Le mémorial de takamatsu sensei
En 2012, Hatsumi sensei nous a intercepté moi et Francine et nous demandant si nous étions intéressés à aller voir le mémorial de Takamatsu sensei, une offre qui ne se refuse pas. Nous étions un petit groupe à l’accompagner. Comme nous n’avions pas mangé, nous sommes arrêtés dans un dépanneur pour prendre quelques sandwichs gracieusement offerts par Soke. Devant la bière Hatsumi sensei nous dit que nous pouvions en prendre, ceux qui le désiraient. Francine et moi ainsi que quelques Japonais nous nous sommes abstenus pendant que la plupart des autres occidentaux acceptèrent l’offre. Nous nous sommes dit que nous allions vers une destination plus spirituelle que festive. Une Japonaise habituée d’accompagner les groupes sourit en voyant que nous refusions la bière. Nous lui avons expliqué pourquoi, et elle nous répondit simplement que c’était un test de la part d’Hatsumi sensei.
Un drôle de hasard
En 2001 c’était mon second voyage au Japon. Bien sûr, j’avais vu Hatsumi sensei dans les Taikai aux É.-U.. Mais rien de personnel, il ne me connaissait pas, je n’étais qu’un participant parmi tant d’autres. Toujours est-il qu’en 2001, nous étions au Budokan pour le Daikomyosai. Je ne me souviens pas si c’était durant le Daikomyosai ou après un cours régulier, mais comme nous étions collés sur la période du Daikomyosai, il y avait foule. Complètement de l’autre côté de la salle, Hatsumi fouilla dans un sac et en sortit quelque chose. Puis, sans aucune hésitation, il se dirigea vers moi. « Tiens, c’est ma cravate favorite, je tenais à te l’offrir ». Il me donna une cravate aux motifs de Don Quichote de Cervantes. Au crayon de feutre noir, il ajouta sa signature. Quel étrange cadeau direz-vous? Le plus curieux est qu’une semaine avant de partir pour le Japon, moi et Francine étions allés voir une représentation de l’opéra de Jacques Brel, Don Quichote de la mancha. Méchant hasard que sur presque 200 personnes, il me remit cette cravate à moi. D’ailleurs, qu’est-ce qui aurait pu le pousser à apporter sa cravate à un cours? Je lui ai déjà posé la question à ce sujet, il s’est contenté de sourire.
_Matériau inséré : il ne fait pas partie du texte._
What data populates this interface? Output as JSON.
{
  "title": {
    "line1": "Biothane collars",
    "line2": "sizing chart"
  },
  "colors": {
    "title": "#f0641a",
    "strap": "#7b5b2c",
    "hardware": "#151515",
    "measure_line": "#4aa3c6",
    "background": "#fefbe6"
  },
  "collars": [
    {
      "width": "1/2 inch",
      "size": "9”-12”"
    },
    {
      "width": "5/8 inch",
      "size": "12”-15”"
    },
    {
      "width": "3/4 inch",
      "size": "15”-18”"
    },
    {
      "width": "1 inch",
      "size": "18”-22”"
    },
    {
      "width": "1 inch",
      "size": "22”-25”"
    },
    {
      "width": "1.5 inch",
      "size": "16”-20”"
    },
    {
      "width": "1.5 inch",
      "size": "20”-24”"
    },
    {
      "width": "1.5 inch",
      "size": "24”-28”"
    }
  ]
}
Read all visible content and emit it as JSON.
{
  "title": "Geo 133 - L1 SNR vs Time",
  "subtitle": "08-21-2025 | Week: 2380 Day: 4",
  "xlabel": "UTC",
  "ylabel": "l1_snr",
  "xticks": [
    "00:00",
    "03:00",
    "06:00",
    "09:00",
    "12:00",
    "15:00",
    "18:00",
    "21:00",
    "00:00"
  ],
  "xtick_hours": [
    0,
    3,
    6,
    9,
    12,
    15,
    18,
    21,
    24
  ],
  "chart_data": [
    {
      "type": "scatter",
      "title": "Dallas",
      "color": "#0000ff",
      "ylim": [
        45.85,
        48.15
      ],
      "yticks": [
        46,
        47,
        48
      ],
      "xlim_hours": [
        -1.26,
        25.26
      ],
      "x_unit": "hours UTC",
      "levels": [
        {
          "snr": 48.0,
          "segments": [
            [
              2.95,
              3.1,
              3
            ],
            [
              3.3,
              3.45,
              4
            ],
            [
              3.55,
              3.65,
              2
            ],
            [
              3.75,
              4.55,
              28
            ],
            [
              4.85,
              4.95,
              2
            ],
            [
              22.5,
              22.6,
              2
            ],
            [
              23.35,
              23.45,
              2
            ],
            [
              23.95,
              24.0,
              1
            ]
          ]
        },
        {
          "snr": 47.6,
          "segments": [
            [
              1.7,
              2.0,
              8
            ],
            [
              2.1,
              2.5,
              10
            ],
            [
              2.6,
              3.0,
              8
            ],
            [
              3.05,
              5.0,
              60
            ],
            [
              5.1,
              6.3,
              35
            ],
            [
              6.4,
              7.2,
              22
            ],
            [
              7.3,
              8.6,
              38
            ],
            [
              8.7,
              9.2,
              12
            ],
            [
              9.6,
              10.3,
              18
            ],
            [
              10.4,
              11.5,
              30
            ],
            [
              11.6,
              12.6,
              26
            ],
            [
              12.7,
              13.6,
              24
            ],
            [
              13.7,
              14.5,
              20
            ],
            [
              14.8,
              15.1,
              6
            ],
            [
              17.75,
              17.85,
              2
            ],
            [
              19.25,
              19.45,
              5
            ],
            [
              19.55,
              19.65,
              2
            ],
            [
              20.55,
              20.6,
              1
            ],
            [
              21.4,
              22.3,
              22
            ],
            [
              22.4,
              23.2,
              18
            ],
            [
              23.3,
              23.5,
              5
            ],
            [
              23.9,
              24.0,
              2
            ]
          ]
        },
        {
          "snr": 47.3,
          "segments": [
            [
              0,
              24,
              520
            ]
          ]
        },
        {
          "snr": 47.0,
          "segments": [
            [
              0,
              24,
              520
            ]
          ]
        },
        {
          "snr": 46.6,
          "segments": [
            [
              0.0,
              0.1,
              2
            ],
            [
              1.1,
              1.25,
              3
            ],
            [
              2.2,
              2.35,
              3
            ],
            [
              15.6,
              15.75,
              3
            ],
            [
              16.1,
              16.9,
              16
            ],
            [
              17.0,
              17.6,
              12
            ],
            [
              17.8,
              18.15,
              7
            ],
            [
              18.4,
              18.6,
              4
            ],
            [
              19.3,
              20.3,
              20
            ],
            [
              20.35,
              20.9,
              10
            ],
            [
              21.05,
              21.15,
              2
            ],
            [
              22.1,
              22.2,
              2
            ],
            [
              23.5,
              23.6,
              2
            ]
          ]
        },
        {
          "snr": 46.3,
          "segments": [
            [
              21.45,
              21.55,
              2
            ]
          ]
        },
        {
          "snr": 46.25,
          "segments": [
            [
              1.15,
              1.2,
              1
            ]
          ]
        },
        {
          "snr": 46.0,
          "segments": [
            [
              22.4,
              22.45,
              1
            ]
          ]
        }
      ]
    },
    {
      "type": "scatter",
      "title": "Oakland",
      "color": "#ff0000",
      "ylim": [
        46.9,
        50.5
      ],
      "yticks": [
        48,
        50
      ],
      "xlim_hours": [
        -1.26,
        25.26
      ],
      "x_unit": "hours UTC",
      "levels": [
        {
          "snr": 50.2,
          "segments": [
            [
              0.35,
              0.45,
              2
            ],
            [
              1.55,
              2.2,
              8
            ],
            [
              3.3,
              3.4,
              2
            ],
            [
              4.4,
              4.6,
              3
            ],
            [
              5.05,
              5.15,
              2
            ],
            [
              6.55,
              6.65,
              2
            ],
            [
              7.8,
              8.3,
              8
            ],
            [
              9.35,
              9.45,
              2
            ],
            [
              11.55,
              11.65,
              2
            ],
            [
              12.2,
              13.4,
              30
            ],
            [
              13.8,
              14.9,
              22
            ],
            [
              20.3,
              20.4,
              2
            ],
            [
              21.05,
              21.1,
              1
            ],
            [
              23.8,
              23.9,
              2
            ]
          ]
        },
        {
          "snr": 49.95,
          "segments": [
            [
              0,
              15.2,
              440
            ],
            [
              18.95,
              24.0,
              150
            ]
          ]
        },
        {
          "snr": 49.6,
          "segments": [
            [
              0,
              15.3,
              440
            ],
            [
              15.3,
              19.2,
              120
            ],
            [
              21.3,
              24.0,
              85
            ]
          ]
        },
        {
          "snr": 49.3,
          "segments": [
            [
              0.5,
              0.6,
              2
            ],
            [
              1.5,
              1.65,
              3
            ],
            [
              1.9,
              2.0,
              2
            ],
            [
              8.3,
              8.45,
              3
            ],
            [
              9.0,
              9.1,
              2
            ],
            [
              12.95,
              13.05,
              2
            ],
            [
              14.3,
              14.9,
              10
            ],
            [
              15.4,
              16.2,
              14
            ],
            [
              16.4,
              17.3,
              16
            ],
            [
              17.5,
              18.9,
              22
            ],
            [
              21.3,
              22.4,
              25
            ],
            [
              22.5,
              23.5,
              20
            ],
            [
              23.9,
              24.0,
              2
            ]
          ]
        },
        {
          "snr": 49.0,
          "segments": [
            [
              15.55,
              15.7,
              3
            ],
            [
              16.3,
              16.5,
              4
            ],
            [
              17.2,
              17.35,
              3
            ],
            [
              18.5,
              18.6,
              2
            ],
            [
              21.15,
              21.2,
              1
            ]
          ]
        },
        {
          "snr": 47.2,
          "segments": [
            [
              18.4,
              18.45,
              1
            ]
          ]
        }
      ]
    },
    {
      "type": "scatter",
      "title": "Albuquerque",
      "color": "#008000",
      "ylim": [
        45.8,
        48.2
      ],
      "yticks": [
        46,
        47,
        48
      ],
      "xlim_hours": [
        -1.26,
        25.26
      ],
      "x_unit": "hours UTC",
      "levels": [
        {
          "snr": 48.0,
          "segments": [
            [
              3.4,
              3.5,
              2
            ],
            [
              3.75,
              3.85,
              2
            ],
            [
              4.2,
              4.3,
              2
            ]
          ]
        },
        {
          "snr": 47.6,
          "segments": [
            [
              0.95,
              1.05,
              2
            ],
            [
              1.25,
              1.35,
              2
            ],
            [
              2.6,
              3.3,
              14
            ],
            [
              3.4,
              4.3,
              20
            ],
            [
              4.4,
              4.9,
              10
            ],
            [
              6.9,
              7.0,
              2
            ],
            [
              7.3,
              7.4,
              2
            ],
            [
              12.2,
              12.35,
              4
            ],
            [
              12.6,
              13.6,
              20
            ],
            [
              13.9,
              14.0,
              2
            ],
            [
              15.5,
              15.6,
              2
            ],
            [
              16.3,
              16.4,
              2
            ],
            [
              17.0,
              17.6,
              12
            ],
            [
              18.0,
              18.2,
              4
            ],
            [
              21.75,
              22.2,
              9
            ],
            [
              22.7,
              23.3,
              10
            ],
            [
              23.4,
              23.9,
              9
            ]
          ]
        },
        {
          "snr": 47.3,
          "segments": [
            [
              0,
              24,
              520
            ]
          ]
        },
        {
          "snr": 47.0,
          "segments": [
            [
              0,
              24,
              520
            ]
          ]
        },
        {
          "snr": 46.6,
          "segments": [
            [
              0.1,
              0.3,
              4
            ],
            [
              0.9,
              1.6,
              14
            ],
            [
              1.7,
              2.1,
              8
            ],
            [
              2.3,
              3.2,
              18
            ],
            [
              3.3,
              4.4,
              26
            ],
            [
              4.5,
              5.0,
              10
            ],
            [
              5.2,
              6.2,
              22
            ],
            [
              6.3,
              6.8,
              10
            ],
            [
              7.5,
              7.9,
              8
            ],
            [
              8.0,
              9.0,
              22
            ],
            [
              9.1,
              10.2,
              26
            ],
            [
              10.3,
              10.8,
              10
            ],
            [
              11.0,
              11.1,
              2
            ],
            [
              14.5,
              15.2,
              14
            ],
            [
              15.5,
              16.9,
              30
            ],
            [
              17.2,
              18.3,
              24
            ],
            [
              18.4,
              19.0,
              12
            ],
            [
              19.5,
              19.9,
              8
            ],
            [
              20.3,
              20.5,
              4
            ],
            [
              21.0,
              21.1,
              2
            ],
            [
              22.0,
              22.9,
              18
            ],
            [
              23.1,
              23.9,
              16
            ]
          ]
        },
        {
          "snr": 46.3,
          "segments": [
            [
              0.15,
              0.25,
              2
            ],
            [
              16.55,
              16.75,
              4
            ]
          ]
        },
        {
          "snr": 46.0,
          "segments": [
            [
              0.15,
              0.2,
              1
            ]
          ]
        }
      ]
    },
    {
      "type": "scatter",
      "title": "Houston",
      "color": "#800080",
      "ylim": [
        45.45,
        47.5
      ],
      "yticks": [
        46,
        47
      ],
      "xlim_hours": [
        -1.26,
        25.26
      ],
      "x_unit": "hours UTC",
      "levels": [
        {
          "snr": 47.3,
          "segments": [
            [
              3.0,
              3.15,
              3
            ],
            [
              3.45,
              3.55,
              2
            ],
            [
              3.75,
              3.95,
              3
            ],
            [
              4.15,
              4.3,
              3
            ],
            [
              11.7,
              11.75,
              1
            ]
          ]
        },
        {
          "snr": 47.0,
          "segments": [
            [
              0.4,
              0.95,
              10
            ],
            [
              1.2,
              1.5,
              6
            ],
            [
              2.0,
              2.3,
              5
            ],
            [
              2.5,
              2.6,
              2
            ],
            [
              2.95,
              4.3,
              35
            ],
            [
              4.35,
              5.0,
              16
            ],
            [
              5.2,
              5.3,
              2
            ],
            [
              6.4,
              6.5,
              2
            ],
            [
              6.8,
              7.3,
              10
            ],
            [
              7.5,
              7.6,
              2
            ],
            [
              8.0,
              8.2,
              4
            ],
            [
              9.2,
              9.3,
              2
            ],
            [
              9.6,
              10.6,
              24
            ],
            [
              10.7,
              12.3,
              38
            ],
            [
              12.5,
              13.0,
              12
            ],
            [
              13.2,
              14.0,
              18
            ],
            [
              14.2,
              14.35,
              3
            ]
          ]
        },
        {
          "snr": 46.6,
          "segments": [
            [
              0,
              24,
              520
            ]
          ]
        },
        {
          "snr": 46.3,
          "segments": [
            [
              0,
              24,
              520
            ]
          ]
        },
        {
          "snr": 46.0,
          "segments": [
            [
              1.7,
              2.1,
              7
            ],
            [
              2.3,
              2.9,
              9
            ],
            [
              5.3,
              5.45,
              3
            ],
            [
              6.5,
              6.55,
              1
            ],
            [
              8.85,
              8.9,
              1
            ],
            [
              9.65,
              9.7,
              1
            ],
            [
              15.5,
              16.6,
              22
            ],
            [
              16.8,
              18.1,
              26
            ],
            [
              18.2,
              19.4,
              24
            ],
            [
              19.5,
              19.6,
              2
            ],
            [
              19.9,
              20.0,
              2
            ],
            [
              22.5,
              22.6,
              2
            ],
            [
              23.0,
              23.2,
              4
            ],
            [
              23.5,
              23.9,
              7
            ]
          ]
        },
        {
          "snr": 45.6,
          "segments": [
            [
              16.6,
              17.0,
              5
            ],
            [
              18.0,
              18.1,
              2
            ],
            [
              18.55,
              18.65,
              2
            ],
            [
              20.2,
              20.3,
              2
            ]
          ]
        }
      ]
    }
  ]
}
Des policiers m’ont à l’oeil à l’aéroport
Vous êtes assis dans un aéroport international. Ici, nous sommes à Haneda en banlieue de Tokyo. Des policiers vous jettent un coup d’oeil, rien de bien dérangeant. Mais à plusieurs reprises vous vous sentez observer. Les policiers ne vous lâchent pas. Vous commencez à vous demander ce qu’ils peuvent bien vous vouloir. Puis l’un d’entre eux se dirige vers vous. Vous vous dites que ça y est, même si vous n’avez rien fait, vous risquez d’avoir des ennuis, les policiers ne s’amusent pas à regarder tout le monde de cette façon. Le policier s’approche et dit en japonais « Est-ce que vous êtes M. Grégoire ». « Oui, c’est à quel sujet?». « Nous utilisons vos techniques de défense contre couteau dans notre entraînement». Peut-être deux ou trois ans auparavant, à la demande du propriétaire de la compagnie Quest, j’avais fait au Japon une vidéo sur diverses techniques de défense contre des attaques au couteau. C’est avec surprise que j’ai appris que la sécurité de l’aéroport utilisait mes techniques. C’est flatteur et c’est surtout relaxant d’apprendre cela après que la police vous ait épiés un long moment.